The service exposes two dedicated health endpoints for use with container orchestrators and load balancers.

Liveness — GET /health/live

Signals that the process is running. It has no external dependencies and always returns 200 OK.

GET /health/live

HTTP/1.1 200 OK
Content-Type: application/json

{"status":"ok"}

Readiness — GET /health/ready

Signals that the service is ready to serve traffic.
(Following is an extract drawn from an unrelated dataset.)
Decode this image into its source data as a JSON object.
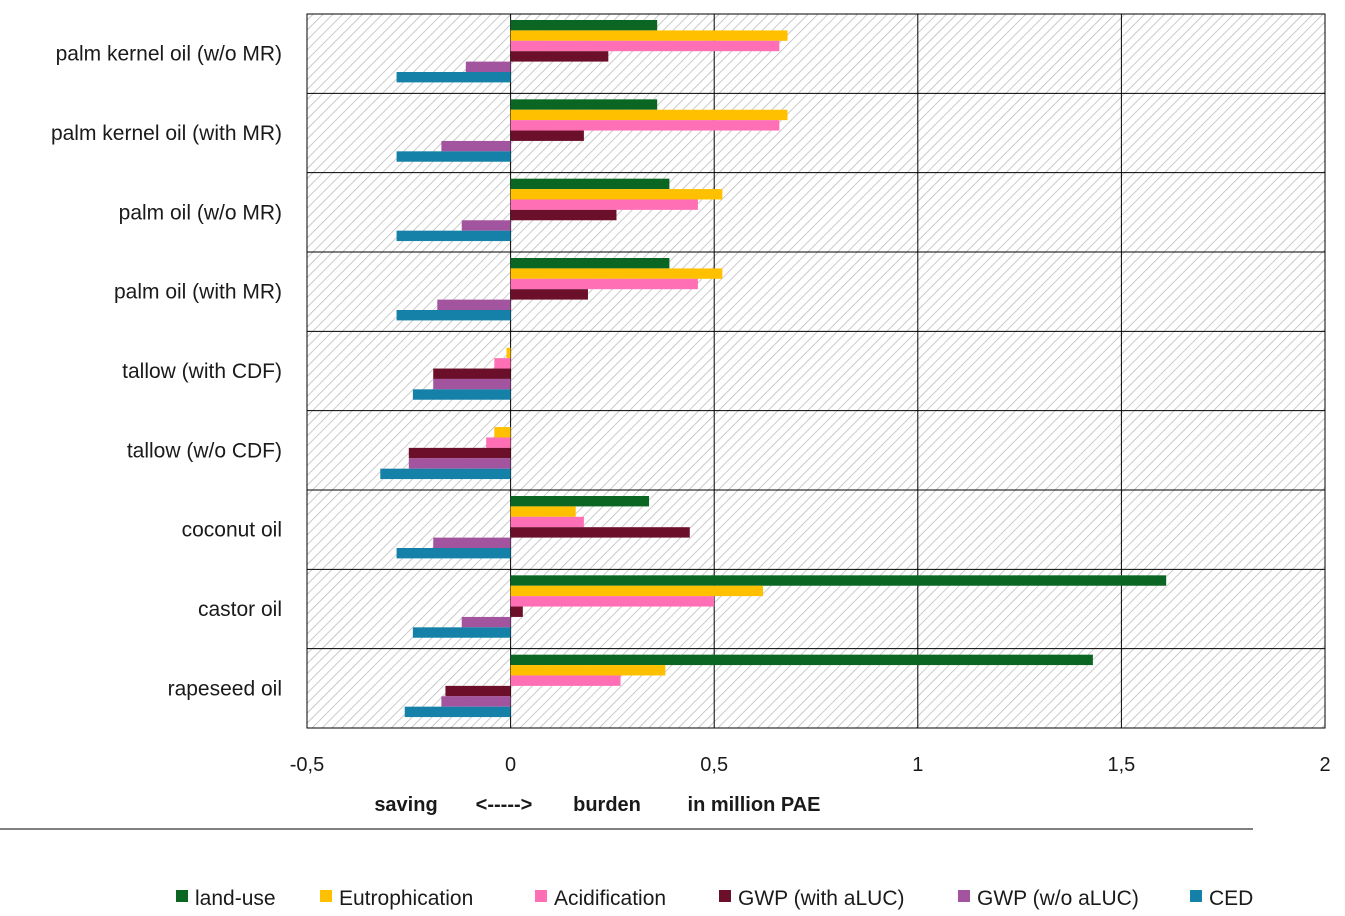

It verifies LDAP connectivity by performing a service-account bind. Returns 503 Service Unavailable if the LDAP server is unreachable.

GET /health/ready

LDAP reachable:

HTTP/1.1 200 OK
Content-Type: application/json

{"status":"ok"}

LDAP unreachable:

HTTP/1.1 503 Service Unavailable
Content-Type: application/json

{"status":"unavailable","message":"ldap unreachable"}

Log Behaviour

Both /health/live and /health/ready are excluded from application logs to prevent polling noise in production environments.

Kubernetes Example

livenessProbe:
  httpGet:
    path: /health/live
    port: 3000
  initialDelaySeconds: 5
  periodSeconds: 10

readinessProbe:
  httpGet:
    path: /health/ready
    port: 3000
  initialDelaySeconds: 3
  periodSeconds: 5

Docker Compose Example

services:
  ldap-password-change:
    image: ghcr.io/marcel2603/ldap-password-change/ldap-password-change:latest
    healthcheck:
      test: ["CMD", "wget", "-qO-", "http://localhost:3000/health/live"]
      interval: 30s
      timeout: 5s
      retries: 3

Tip: Use health/live for the Docker Compose healthcheck (lightweight, no LDAP call). Use health/ready as the Kubernetes readiness probe so traffic is not routed until LDAP is reachable.